Before the storm, Paul and I were talking expansion. I’d talk, he’d agree. On the mainland, maybe up in the Appalachians. Been tracking sightings of unidentified creatures there since we got started. You cross off half of them as overactive imagination and we’re still talking dozens. We could move up from one hunt a month to two a week. Damn, but those New Yorkers can’t get enough trophies. Decorating their boardrooms or something. Sightings were on the up and up here, too. Not just the Sasquatch and the wendigo. There’s something out there…different to the rest. I hear its call some nights. It’s a wrong sound. Not an animal call, but something that’s making a noise like it thinks an animal should. Doesn’t even carry on the air right. If it’s marking out it’s territory, that’s the best of a bad situation. Means it’s not coming down here.

The Wabanaki

If there’s still a tribe here, I’d call it a dysfunctional one.
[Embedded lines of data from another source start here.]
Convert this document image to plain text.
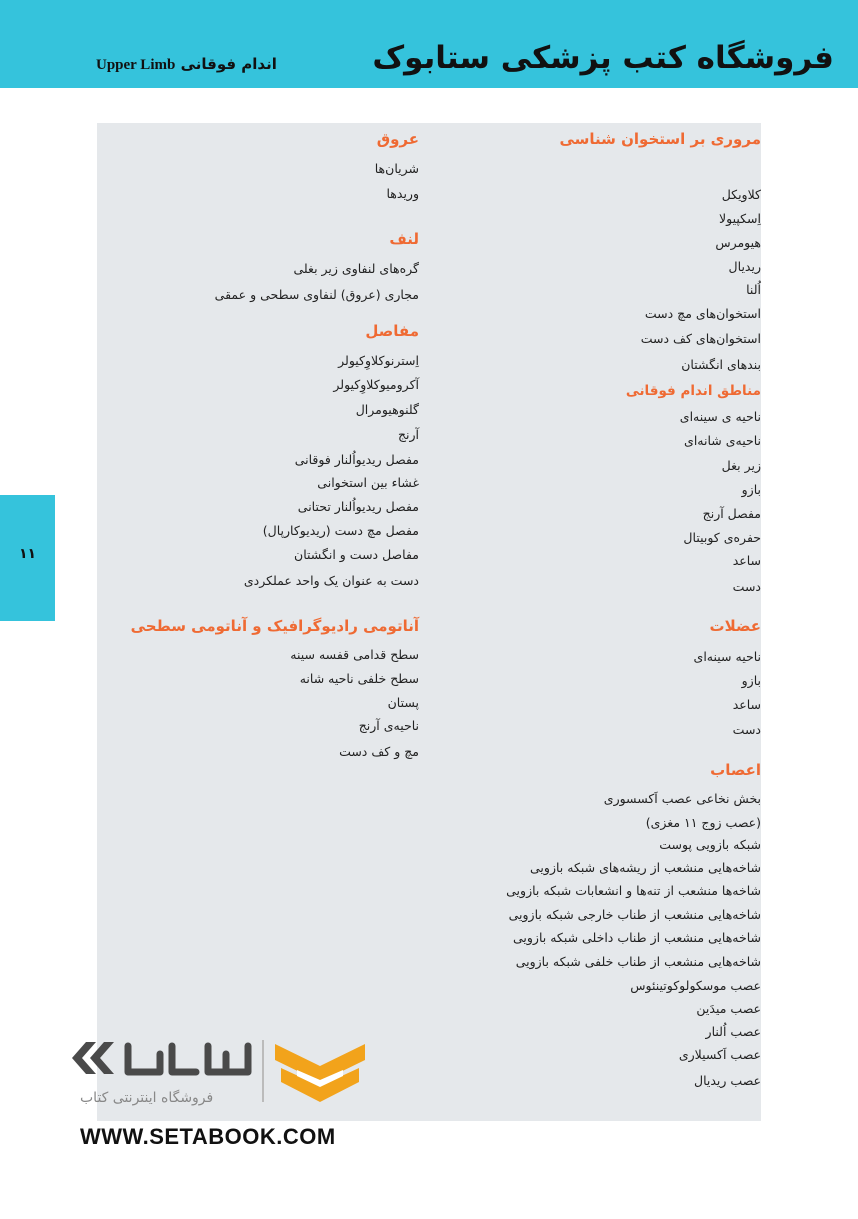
فروشگاه کتب پزشکی ستابوک
Upper Limb اندام فوقانی
مروری بر استخوان شناسی
کلاویکل
اِسکپیولا
هیومرس
ریدیال
اُلنا
استخوان‌های مچ دست
استخوان‌های کف دست
بندهای انگشتان
مناطق اندام فوقانی
ناحیه ی سینه‌ای
ناحیه‌ی شانه‌ای
زیر بغل
بازو
مفصل آرنج
حفره‌ی کوبیتال
ساعد
دست
عضلات
ناحیه سینه‌ای
بازو
ساعد
دست
اعصاب
بخش نخاعی عصب اَکسسوری
(عصب زوج ۱۱ مغزی)
شبکه بازویی پوست
شاخه‌هایی منشعب از ریشه‌های شبکه بازویی
شاخه‌ها منشعب از تنه‌ها و انشعابات شبکه بازویی
شاخه‌هایی منشعب از طناب خارجی شبکه بازویی
شاخه‌هایی منشعب از طناب داخلی شبکه بازویی
شاخه‌هایی منشعب از طناب خلفی شبکه بازویی
عصب موسکولوکوتینئوس
عصب میدَین
عصب اُلنار
عصب اَکسیلاری
عصب ریدیال
عروق
شریان‌ها
وریدها
لنف
گره‌های لنفاوی زیر بغلی
مجاری (عروق) لنفاوی سطحی و عمقی
مفاصل
اِسترنوکلاوِکیولر
آکرومیوکلاوِکیولر
گلنوهیومرال
آرنج
مفصل ریدیواُلنار فوقانی
غشاء بین استخوانی
مفصل ریدیواُلنار تحتانی
مفصل مچ دست (ریدیوکارپال)
مفاصل دست و انگشتان
دست به عنوان یک واحد عملکردی
آناتومی رادیوگرافیک و آناتومی سطحی
سطح قدامی قفسه سینه
سطح خلفی ناحیه شانه
پستان
ناحیه‌ی آرنج
مچ و کف دست
۱۱
فروشگاه اینترنتی کتاب
WWW.SETABOOK.COM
I mostly keep out of Wabanaki business. They can’t get along with each other, let alone cope in the real world. And half the townies still lock up their mouthwash when they see one of us coming. Then there’s the matter of our sacred land. Sometimes they can’t trip over themselves fast enough to sell it off by the yard. Others, they dig in their heels even when Sycoil suits are here sweating money. Me, I think they like the fantasy that there’s good soil to protect and sour soil to make the evil eye at. It doesn’t work that way. People gave Blue Ridge a bad name, not ancient curses. No one disturbed the burial grounds and yet there they are, up and walking anyway. It can take days for these boys to agree on the communal food order. If they were the defenders of this island? I’d feel bad for the island.